Pinus radiata Photo: 123RF

The need to counteract climate change needs to be balanced, however, against the value of preserving our native forests and their biodiversity, he says. 

"We have species and forests and ecosystems growing here that grow nowhere else and they support unique birdlife, and unique fauna of great variety, not just birds.

"We need to decide what's important and sometimes we do that with money, sometimes we do that through other values, that that we cannot quantify as money … it's because of those non-monetary values that we like to keep our native forest."

He says this biodiversity is valuable in itself and native forest should be preserved, but planting radiata is a valuable tool for forestry and presents the best option for emissions reduction. 

"Anything above 1400 is very, very rare indeed - tonnes per hectare - now, radiata pine will quite easily get to 1400 tonnes per year and it will go beyond that if it's planted in high density and unharvested."

Dispelling radiata myths: Non wilding, non souring

The problem is, radiata is considered something of a pest - but there are a couple of misapprehensions about the species which Prof Mason is happy to dismiss.

One of these is the problem of wilding pines - pest pine species which spread and grow rapidly strangling the bush where native forest once thrived - but Prof Mason says radiata tends not to be a wilding species. 

"Most of the wilding species that you see in the high country - species like Douglas Fir, Pinus contorta (lodgepole pine), Pinus nigra (Austrian/black pine), Pinus ponderosa - those are species that can survive much more readily and prosper and propagate themselves much more readily in harsh environments than radiata pine can, so given that 90 percent of our plantation estate is radiata pine, it's remarkable they’re almost never a wilding."

Wilding Pine eradication at Arapawa island  - before and after

Wilding pine eradication at Arapawa island - before and after. Photo: supplied

He says there are one or two rare exceptions where radiata can become a wilding. 

"If you're on a warm, wet site and there just happens to be very little grazing downwind - which of course rarely happens on a warm, wet site - then radiata pine can become a wilding ... but in most cases, wilding problems are not radiata pine.” 

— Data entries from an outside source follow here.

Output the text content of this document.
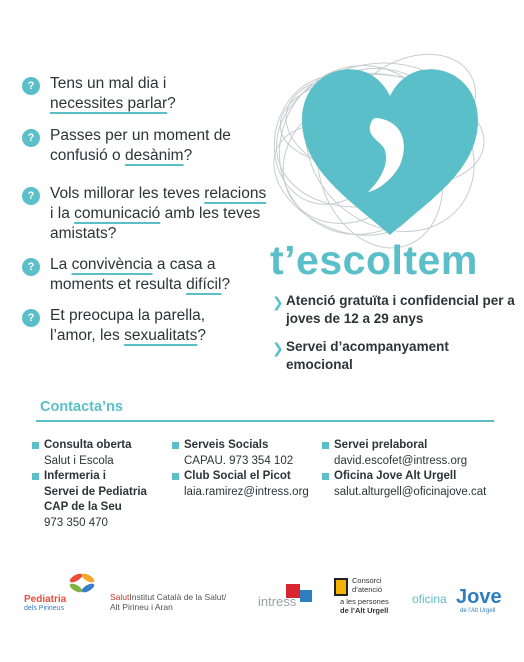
?	Tens un mal dia i
necessites parlar?
?	Passes per un moment de
confusió o desànim?
?	Vols millorar les teves relacions
i la comunicació amb les teves
amistats?
?	La convivència a casa a
moments et resulta difícil?
?	Et preocupa la parella,
l’amor, les sexualitats?
t’escoltem
❯ Atenció gratuïta i confidencial per a joves de 12 a 29 anys
❯ Servei d’acompanyament emocional
Contacta’ns
Consulta oberta
Salut i Escola
Infermeria i
Servei de Pediatria
CAP de la Seu
973 350 470
Serveis Socials
CAPAU. 973 354 102
Club Social el Picot
laia.ramirez@intress.org
Servei prelaboral
david.escofet@intress.org
Oficina Jove Alt Urgell
salut.alturgell@oficinajove.cat
Pediatria
dels Pirineus
SalutInstitut Català de la Salut/
Alt Pirineu i Aran	intress
Consorci
d’atenció
a les persones
de l’Alt Urgell
oficina Jove
de l’Alt Urgell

The idea that pine plantations sour the soil beneath them and prevent future growth is also a misconception, he says.

"I can send you images that would show you native forest growing under plantations ... indigenous forests will eventually start to grow under under a radio pine plantation. The zones where you get forests that really have nothing much growing onto them in plantations are very dry sites or very cold sites - sites where you would have low biodiversity anyway."